L’armée attribue à Lockheed un contrat de 1,2 milliard de dollars pour le système PrSM Inc 2

WASHINGTON — L’armée a attribué à Lockheed Martin un contrat de 1,2 milliard de dollars pour le système de missile de frappe de précision (PrSM) Increment 2 de « capacité opérationnelle précoce » de l’entreprise, selon un communiqué du ministère de la Défense.

PrSM Increment 2 est l’initiative de l’armée visant à développer un missile doté d’un autodirecteur multimode capable de toucher des cibles maritimes en mouvement.
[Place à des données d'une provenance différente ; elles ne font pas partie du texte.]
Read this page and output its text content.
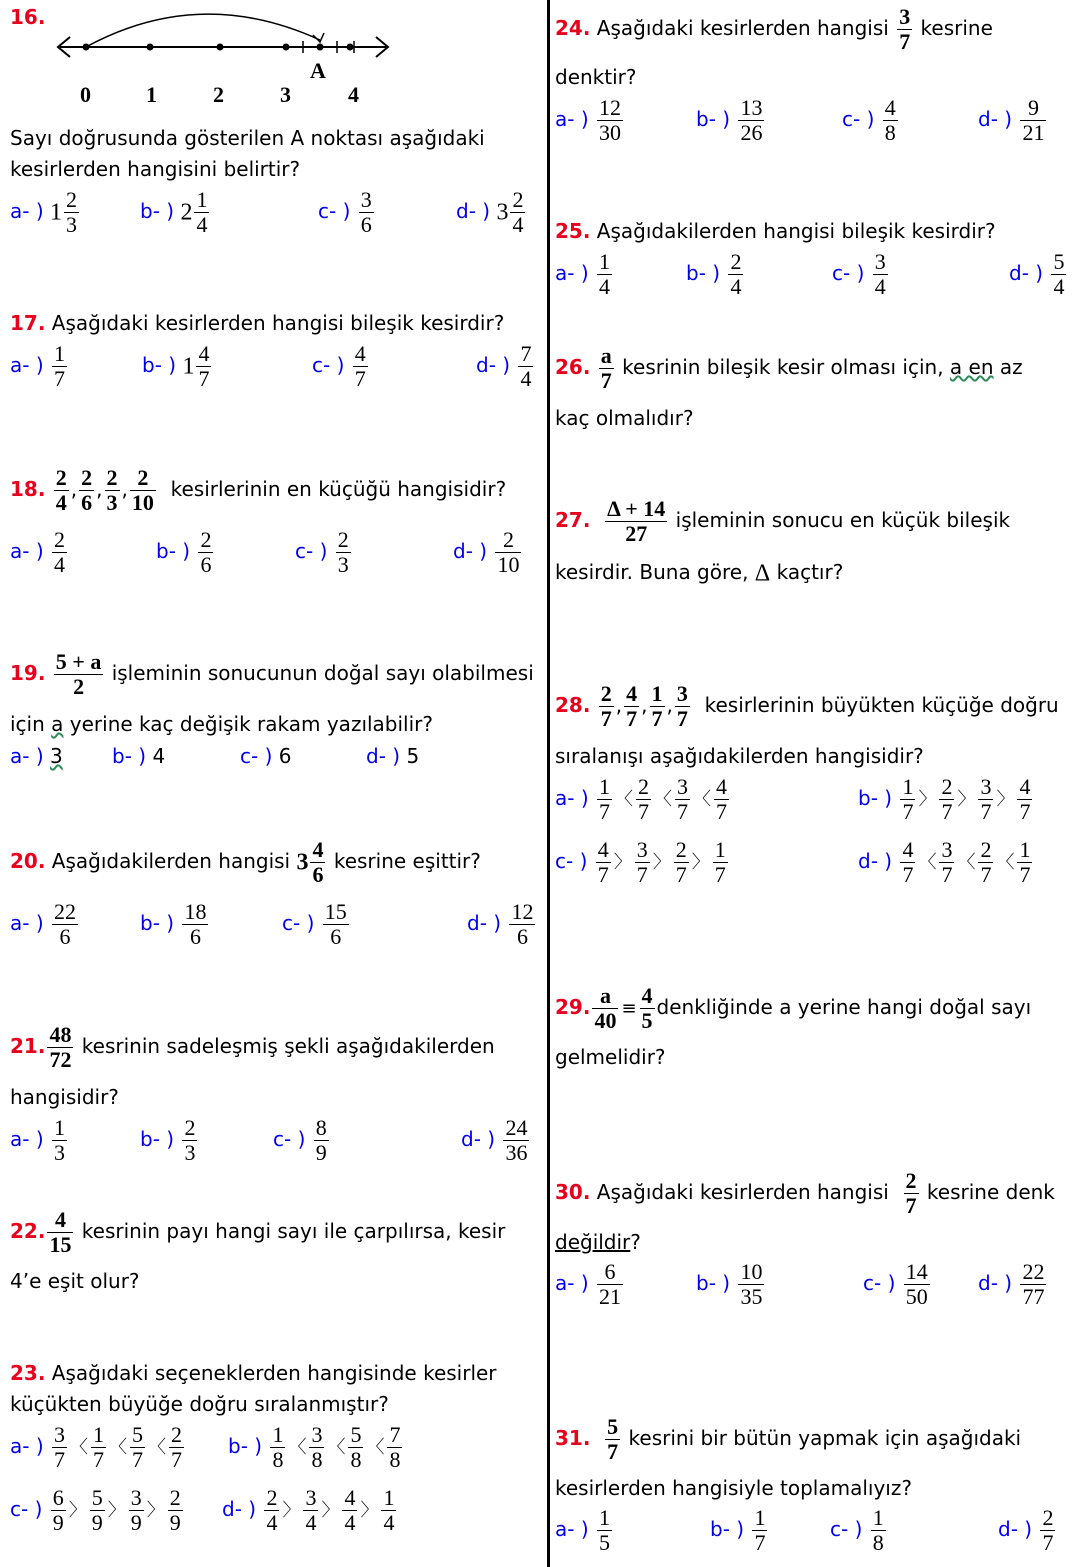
16.
A
0	1	2	3	4
Sayı doğrusunda gösterilen A noktası aşağıdaki
kesirlerden hangisini belirtir?
a- ) $1 \frac{2}{3}$	b- ) $2 \frac{1}{4}$	c- ) $\frac{3}{6}$	d- ) $3 \frac{2}{4}$
17. Aşağıdaki kesirlerden hangisi bileşik kesirdir?
a- ) $\frac{1}{7}$	b- ) $1 \frac{4}{7}$	c- ) $\frac{4}{7}$	d- ) $\frac{7}{4}$
18. $\frac{2}{4}$ , $\frac{2}{6}$ , $\frac{2}{3}$ , $\frac{2}{10}$ kesirlerinin en küçüğü hangisidir?
a- ) $\frac{2}{4}$	b- ) $\frac{2}{6}$	c- ) $\frac{2}{3}$	d- ) $\frac{2}{10}$
19. $\frac{5 + a}{2}$ işleminin sonucunun doğal sayı olabilmesi
için a yerine kaç değişik rakam yazılabilir?
a- ) 3 b- ) 4	c- ) 6	d- ) 5
20. Aşağıdakilerden hangisi $3 \frac{4}{6}$ kesrine eşittir?
a- ) $\frac{22}{6}$	b- ) $\frac{18}{6}$	c- ) $\frac{15}{6}$	d- ) $\frac{12}{6}$
21. $\frac{48}{72}$ kesrinin sadeleşmiş şekli aşağıdakilerden
hangisidir?
a- ) $\frac{1}{3}$	b- ) $\frac{2}{3}$	c- ) $\frac{8}{9}$	d- ) $\frac{24}{36}$
22. $\frac{4}{15}$ kesrinin payı hangi sayı ile çarpılırsa, kesir
4’e eşit olur?
23. Aşağıdaki seçeneklerden hangisinde kesirler
küçükten büyüğe doğru sıralanmıştır?
a- ) $\frac{3}{7}$ 〈 $\frac{1}{7}$ 〈 $\frac{5}{7}$ 〈 $\frac{2}{7} b-$ ) $\frac{1}{8}$ 〈 $\frac{3}{8}$ 〈 $\frac{5}{8}$ 〈 $\frac{7}{8}$
c- ) $\frac{6}{9}$ 〉 $\frac{5}{9}$ 〉 $\frac{3}{9}$ 〉 $\frac{2}{9} d-$ ) $\frac{2}{4}$ 〉 $\frac{3}{4}$ 〉 $\frac{4}{4}$ 〉 $\frac{1}{4}$
24. Aşağıdaki kesirlerden hangisi $\frac{3}{7}$ kesrine
denktir?
a- ) $\frac{12}{30}$	b- ) $\frac{13}{26}$	c- ) $\frac{4}{8}$	d- ) $\frac{9}{21}$
25. Aşağıdakilerden hangisi bileşik kesirdir?
a- ) $\frac{1}{4}$	b- ) $\frac{2}{4}$	c- ) $\frac{3}{4}$	d- ) $\frac{5}{4}$
26. $\frac{a}{7}$ kesrinin bileşik kesir olması için, a en az
kaç olmalıdır?
27. $\frac{\Delta + 14}{27}$ işleminin sonucu en küçük bileşik
kesirdir. Buna göre, Δ kaçtır?
28. $\frac{2}{7}$ , $\frac{4}{7}$ , $\frac{1}{7}$ , $\frac{3}{7}$ kesirlerinin büyükten küçüğe doğru
sıralanışı aşağıdakilerden hangisidir?
a- ) $\frac{1}{7}$ 〈 $\frac{2}{7}$ 〈 $\frac{3}{7}$ 〈 $\frac{4}{7}$	b- ) $\frac{1}{7}$ 〉 $\frac{2}{7}$ 〉 $\frac{3}{7}$ 〉 $\frac{4}{7}$
c- ) $\frac{4}{7}$ 〉 $\frac{3}{7}$ 〉 $\frac{2}{7}$ 〉 $\frac{1}{7}$	d- ) $\frac{4}{7}$ 〈 $\frac{3}{7}$ 〈 $\frac{2}{7}$ 〈 $\frac{1}{7}$
29. $\frac{a}{40} \equiv \frac{4}{5}$ denkliğinde a yerine hangi doğal sayı
gelmelidir?
30. Aşağıdaki kesirlerden hangisi $\frac{2}{7}$ kesrine denk
değildir?
a- ) $\frac{6}{21}$	b- ) $\frac{10}{35}$	c- ) $\frac{14}{50} d-$ ) $\frac{22}{77}$
31. $\frac{5}{7}$ kesrini bir bütün yapmak için aşağıdaki
kesirlerden hangisiyle toplamalıyız?
a- ) $\frac{1}{5}$	b- ) $\frac{1}{7}$	c- ) $\frac{1}{8}$	d- ) $\frac{2}{7}$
Il est également appelé chercheur de missile anti-navire terrestre et est conçu pour parcourir jusqu’à 500 km (310,7 miles) en combat, comme l’a rapporté précédemment Breaking Defense.

Selon le DoD publié lundi soir, l’offre de Lockheed était la seule sollicitée et la seule reçue. Les lieux de travail pour la capacité initiale PrSM Increment 2 seront « déterminés avec chaque commande », selon l’avis, les travaux étant estimés être effectués d’ici le 13 septembre 2031.

L’annonce de lundi intervient après que Lockheed a lancé avec succès son premier missile PrSM Increment 2 en février. La société a déclaré dans un communiqué à l’époque que le missile avait été lancé à 350 kilomètres (217,5 miles) à partir d’un système de fusée d’artillerie à haute mobilité M142. Le chercheur impliqué dans PrSM Increment 2 dispose d’un nouveau système de guidage qui lui permet de « se verrouiller sur des menaces mouvantes et urgentes », a également déclaré la société à l’époque.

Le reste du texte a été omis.